Wir wollen Perspektiven eröffnen. Künftig werden wir uns noch stärker als bisher der Zugänglichkeit zur beruflichen Weiterbildung widmen müssen. Wir müssen Zugänge vereinfachen. Wir müssen Anträge und Verfahren so gestalten, dass sie transparent sind und angenommen werden. Das gilt unbedingt auch für ausländische Fachkräfte, die bereits bei uns leben oder die neu zu uns kommen.

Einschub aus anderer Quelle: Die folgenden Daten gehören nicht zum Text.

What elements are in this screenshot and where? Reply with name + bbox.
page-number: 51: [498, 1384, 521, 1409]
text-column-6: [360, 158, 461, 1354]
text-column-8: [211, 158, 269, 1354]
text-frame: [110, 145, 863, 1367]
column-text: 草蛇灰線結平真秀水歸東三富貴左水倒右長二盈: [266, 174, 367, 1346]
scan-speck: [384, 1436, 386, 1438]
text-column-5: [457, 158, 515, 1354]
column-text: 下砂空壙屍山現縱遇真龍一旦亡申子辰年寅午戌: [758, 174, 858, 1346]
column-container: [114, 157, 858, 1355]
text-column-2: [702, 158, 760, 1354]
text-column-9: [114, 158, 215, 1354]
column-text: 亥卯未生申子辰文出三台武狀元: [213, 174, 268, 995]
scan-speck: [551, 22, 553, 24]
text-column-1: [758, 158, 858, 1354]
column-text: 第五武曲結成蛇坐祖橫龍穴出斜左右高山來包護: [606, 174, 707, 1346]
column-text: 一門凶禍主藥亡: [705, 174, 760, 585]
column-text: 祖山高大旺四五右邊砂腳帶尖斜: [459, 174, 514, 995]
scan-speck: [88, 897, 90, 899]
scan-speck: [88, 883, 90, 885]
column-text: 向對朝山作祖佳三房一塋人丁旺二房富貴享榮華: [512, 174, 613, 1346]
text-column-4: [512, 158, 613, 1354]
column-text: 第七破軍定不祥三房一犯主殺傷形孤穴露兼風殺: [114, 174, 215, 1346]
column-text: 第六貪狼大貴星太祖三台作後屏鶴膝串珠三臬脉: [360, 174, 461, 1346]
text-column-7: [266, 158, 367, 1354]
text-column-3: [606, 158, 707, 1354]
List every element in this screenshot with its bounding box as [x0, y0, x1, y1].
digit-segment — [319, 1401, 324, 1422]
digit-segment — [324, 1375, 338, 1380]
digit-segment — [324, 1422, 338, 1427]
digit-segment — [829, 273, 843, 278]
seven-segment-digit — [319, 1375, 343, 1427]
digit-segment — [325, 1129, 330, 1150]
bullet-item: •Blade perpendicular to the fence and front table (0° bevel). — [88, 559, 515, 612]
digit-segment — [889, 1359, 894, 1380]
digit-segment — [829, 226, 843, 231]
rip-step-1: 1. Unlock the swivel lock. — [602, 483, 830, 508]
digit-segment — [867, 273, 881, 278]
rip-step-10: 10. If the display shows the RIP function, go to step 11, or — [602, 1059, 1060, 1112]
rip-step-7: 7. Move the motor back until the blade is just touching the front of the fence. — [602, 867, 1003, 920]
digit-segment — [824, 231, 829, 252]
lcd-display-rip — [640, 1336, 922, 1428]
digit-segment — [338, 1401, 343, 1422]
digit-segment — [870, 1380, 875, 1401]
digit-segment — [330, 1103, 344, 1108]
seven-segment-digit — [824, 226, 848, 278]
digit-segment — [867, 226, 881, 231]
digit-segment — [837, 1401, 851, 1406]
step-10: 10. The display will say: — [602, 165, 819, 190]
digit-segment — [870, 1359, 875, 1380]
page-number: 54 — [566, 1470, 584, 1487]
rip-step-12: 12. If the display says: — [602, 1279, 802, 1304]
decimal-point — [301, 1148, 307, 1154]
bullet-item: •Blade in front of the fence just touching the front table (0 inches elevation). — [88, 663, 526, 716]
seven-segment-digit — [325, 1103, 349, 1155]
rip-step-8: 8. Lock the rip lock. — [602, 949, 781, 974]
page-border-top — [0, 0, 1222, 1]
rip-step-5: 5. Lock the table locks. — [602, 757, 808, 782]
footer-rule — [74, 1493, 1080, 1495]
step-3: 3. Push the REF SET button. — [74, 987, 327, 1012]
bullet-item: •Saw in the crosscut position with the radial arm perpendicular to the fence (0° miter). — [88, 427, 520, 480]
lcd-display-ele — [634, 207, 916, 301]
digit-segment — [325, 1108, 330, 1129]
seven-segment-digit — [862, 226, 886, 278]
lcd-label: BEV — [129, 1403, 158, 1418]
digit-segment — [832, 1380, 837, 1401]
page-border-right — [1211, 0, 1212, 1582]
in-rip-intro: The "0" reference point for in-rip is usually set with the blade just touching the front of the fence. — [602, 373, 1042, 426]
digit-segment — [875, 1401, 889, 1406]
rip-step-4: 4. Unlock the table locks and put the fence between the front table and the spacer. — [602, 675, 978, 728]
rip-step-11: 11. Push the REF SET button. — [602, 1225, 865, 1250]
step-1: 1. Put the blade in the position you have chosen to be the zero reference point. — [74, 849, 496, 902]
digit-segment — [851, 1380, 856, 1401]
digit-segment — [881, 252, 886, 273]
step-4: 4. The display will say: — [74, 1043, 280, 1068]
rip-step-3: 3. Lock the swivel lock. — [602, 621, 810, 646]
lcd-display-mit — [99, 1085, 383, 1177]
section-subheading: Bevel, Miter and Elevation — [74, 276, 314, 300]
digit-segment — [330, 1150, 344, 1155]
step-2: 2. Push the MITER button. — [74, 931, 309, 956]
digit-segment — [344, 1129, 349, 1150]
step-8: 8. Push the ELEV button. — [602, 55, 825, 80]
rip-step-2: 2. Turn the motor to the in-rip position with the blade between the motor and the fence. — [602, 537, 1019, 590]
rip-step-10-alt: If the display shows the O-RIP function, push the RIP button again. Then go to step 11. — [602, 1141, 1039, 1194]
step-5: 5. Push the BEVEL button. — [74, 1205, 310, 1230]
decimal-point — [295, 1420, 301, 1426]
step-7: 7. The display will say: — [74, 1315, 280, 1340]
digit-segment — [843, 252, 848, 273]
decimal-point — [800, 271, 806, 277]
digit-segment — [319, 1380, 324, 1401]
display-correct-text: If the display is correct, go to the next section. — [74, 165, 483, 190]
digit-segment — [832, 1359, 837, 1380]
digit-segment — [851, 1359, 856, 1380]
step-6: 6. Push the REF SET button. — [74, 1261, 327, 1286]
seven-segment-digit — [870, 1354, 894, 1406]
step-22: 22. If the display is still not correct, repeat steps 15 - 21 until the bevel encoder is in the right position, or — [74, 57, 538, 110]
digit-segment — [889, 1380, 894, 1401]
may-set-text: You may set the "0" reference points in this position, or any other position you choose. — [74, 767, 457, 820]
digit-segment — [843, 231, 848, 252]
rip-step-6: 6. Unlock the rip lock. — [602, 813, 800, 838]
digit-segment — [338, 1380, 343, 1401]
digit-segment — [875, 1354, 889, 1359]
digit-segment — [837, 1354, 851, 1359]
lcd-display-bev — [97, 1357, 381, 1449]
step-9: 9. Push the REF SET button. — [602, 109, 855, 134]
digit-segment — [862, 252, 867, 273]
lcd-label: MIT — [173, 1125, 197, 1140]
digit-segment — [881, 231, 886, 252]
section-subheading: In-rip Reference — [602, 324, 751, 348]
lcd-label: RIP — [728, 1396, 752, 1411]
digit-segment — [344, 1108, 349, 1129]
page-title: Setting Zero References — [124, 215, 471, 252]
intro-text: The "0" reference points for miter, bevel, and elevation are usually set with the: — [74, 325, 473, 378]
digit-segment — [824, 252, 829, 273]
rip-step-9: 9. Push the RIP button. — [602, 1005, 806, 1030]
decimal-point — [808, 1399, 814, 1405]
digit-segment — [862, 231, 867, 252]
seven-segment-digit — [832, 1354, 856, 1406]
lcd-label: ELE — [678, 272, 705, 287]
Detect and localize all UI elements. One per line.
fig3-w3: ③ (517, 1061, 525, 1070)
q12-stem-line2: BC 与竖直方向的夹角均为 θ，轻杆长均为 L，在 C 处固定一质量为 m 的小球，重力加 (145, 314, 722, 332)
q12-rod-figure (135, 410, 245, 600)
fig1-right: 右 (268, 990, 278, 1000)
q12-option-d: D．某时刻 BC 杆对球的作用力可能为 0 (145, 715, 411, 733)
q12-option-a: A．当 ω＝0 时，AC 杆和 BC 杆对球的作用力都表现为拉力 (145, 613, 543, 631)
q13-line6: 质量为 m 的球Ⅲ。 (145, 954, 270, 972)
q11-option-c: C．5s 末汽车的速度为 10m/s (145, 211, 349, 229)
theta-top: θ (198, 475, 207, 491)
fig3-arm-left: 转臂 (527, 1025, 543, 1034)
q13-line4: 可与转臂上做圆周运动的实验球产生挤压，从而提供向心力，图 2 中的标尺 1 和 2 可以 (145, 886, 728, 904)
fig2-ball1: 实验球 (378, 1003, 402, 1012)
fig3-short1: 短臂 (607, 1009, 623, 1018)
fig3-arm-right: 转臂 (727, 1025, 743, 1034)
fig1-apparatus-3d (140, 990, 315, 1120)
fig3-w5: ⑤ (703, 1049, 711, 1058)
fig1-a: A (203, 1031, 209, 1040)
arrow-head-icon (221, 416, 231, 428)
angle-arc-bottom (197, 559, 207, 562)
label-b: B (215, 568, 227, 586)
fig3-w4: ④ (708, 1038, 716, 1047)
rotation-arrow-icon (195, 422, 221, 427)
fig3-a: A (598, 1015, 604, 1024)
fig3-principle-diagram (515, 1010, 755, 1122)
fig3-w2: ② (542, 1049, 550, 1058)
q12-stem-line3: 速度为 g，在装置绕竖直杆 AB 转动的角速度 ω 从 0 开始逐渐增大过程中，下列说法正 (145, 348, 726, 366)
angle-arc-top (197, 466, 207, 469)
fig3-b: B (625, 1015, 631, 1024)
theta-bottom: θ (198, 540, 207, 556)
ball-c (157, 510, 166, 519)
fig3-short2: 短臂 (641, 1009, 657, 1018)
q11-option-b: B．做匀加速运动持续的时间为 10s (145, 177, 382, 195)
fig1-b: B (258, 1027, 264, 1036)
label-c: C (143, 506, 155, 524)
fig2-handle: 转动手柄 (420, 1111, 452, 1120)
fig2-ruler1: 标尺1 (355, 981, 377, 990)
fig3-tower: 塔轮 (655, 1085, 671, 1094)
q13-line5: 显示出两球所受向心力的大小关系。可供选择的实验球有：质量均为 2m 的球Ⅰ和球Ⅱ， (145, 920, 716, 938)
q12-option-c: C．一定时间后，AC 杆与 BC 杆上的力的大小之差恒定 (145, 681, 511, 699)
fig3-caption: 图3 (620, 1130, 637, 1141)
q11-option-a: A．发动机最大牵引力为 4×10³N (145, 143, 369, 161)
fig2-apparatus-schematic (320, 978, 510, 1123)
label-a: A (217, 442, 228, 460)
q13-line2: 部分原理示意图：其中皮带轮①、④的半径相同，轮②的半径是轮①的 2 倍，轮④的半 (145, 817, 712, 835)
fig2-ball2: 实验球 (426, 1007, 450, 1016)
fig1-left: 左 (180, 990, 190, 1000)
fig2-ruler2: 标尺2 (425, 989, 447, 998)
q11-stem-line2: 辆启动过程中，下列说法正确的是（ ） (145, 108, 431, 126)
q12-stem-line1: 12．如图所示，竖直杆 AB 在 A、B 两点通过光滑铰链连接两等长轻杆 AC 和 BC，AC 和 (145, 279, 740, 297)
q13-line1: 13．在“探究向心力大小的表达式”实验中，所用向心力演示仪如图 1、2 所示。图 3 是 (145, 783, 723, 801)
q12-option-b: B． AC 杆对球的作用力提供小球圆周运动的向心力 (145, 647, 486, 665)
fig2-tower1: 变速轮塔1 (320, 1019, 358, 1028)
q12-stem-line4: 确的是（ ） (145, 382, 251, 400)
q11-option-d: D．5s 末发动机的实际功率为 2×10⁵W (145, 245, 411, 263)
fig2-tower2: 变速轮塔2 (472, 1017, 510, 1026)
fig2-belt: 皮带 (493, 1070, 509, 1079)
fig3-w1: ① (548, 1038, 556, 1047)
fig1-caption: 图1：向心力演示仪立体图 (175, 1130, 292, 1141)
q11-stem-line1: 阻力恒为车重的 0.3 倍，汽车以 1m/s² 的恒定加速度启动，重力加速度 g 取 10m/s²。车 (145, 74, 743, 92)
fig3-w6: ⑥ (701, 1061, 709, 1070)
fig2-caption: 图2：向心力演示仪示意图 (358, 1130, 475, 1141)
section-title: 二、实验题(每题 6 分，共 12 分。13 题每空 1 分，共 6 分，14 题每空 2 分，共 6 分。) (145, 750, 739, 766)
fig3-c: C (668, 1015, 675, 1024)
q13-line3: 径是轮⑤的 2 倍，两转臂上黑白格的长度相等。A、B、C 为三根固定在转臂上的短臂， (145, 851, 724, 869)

Um Aufstiegschancen für alle zu verbessern, müssen wir alle Gesellschaftsgruppen in den Blick nehmen. Denn berufliche Weiterbildung ist noch immer eine Frage der beruflichen Herkunft. Menschen mit Hochschulabschluss nehmen sehr viel häufiger Weiterbildungsangebote wahr als Menschen, die eine Lehre absolviert haben. Frauen nehmen erheblich weniger an beruflichen Weiterbildungen teil als ihre männlichen Kollegen, wobei Mütter die geringsten Teilnahmequoten aufweisen.

Der Antrag erklärt daher in Richtung des Bundes, dass das Aufstiegs-BAföG des Bundes auch für Weiterbildung in Teilzeit zur Verfügung stehen soll. Denn Weiterbildung ist häufig eine Grundvoraussetzung für beruflichen Aufstieg und verbessert die soziale Durchlässigkeit der Gesellschaft.

Ich bitte daher um Zustimmung zu unserem Antrag. Vielen Dank.